I think it's not strictly forbidden but discouraged, as deferreds are less time-sensitive but you still end up with a cross-datacenter DB connection. Plus we'd have to silence the logspam somehow.

Maybe we should add that in PageViewInfo?

It's hard to tell at that level if it's a problem. E.g. the action API wrapper around it will just stop when it encounters the first title with no data, and the client can use standard API continuation to get more data, so with most MediaWiki-specific API libraries the developer doesn't even need to pay extra attention and will get all the data eventually.

Change 860016 merged by jenkins-bot:

[mediawiki/extensions/GrowthExperiments@master] UserImpactHandler: Instrument cache hit and misses

https://gerrit.wikimedia.org/r/860016

That's probably a good idea, though, it used to be the case that we were not supposed to do writes in a GET request, even in a deferred, due to the multi-DC work. I think that changed, though?

I think it's not strictly forbidden but discouraged, as deferreds are less time-sensitive but you still end up with a cross-datacenter DB connection.
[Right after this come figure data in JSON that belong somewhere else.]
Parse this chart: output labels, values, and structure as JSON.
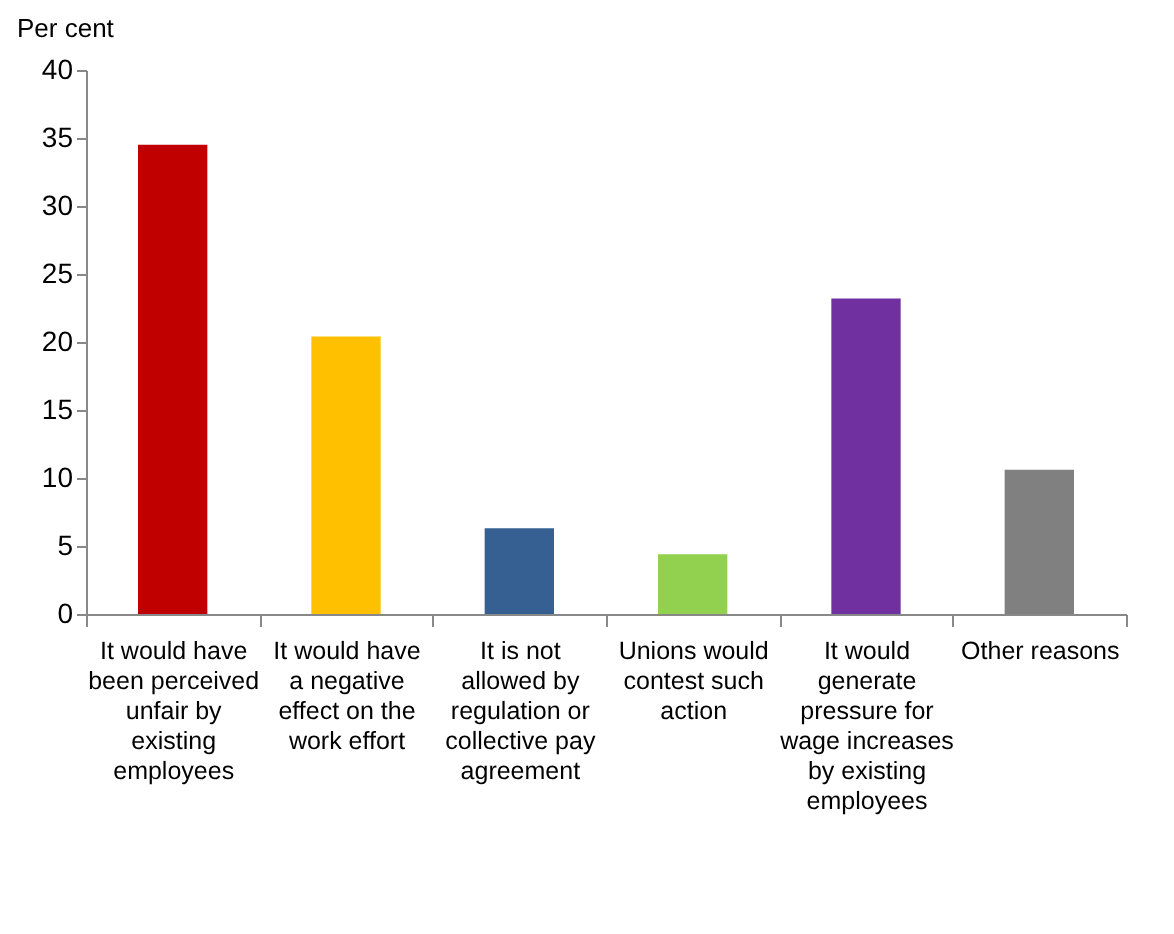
{
  "chart_data": {
    "type": "bar",
    "ylabel": "Per cent",
    "categories": [
      "It would have been perceived unfair by existing employees",
      "It would have a negative effect on the work effort",
      "It is not allowed by regulation or collective pay agreement",
      "Unions would contest such action",
      "It would generate pressure for wage increases by existing employees",
      "Other reasons"
    ],
    "values": [
      34.5,
      20.4,
      6.3,
      4.4,
      23.2,
      10.6
    ],
    "colors": [
      "#c00000",
      "#ffc000",
      "#366092",
      "#92d050",
      "#7030a0",
      "#808080"
    ],
    "ylim": [
      0,
      40
    ],
    "yticks": [
      0,
      5,
      10,
      15,
      20,
      25,
      30,
      35,
      40
    ],
    "grid": false
  }
}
Plus we'd have to silence the logspam somehow.

I filed T323747: NewImpact: Use POST request for fetching impact data for this.

Change 858456 merged by jenkins-bot:

[mediawiki/extensions/GrowthExperiments@master] NewImpact: Instrument app loading

https://gerrit.wikimedia.org/r/858456

Those should be accounted for in https://gerrit.wikimedia.org/r/860016.

Thanks!

I think we have that data here? https://grafana.wikimedia.org/d/LSeAShkGz/jobqueue?orgId=1

Thanks for finding. Might be worth duplicating some of it IMO because individual Grafana metrics cannot be deeplinked and manually selecting the right job out of dozens is very time-consuming.

That's probably a good idea, though, it used to be the case that we were not supposed to do writes in a GET request, even in a deferred, due to the multi-DC work. I think that changed, though?

I think it's not strictly forbidden but discouraged, as deferreds are less time-sensitive but you still end up with a cross-datacenter DB connection. Plus we'd have to silence the logspam somehow.

Maybe we should add that in PageViewInfo?

It's hard to tell at that level if it's a problem. E.g. the action API wrapper around it will just stop when it encounters the first title with no data, and the client can use standard API continuation to get more data, so with most MediaWiki-specific API libraries the developer doesn't even need to pay extra attention and will get all the data eventually.

@Tgr I'm moving this to QA, but if you'd like, please file follow-up tasks for the job queue and PageViewInfo instrumentation.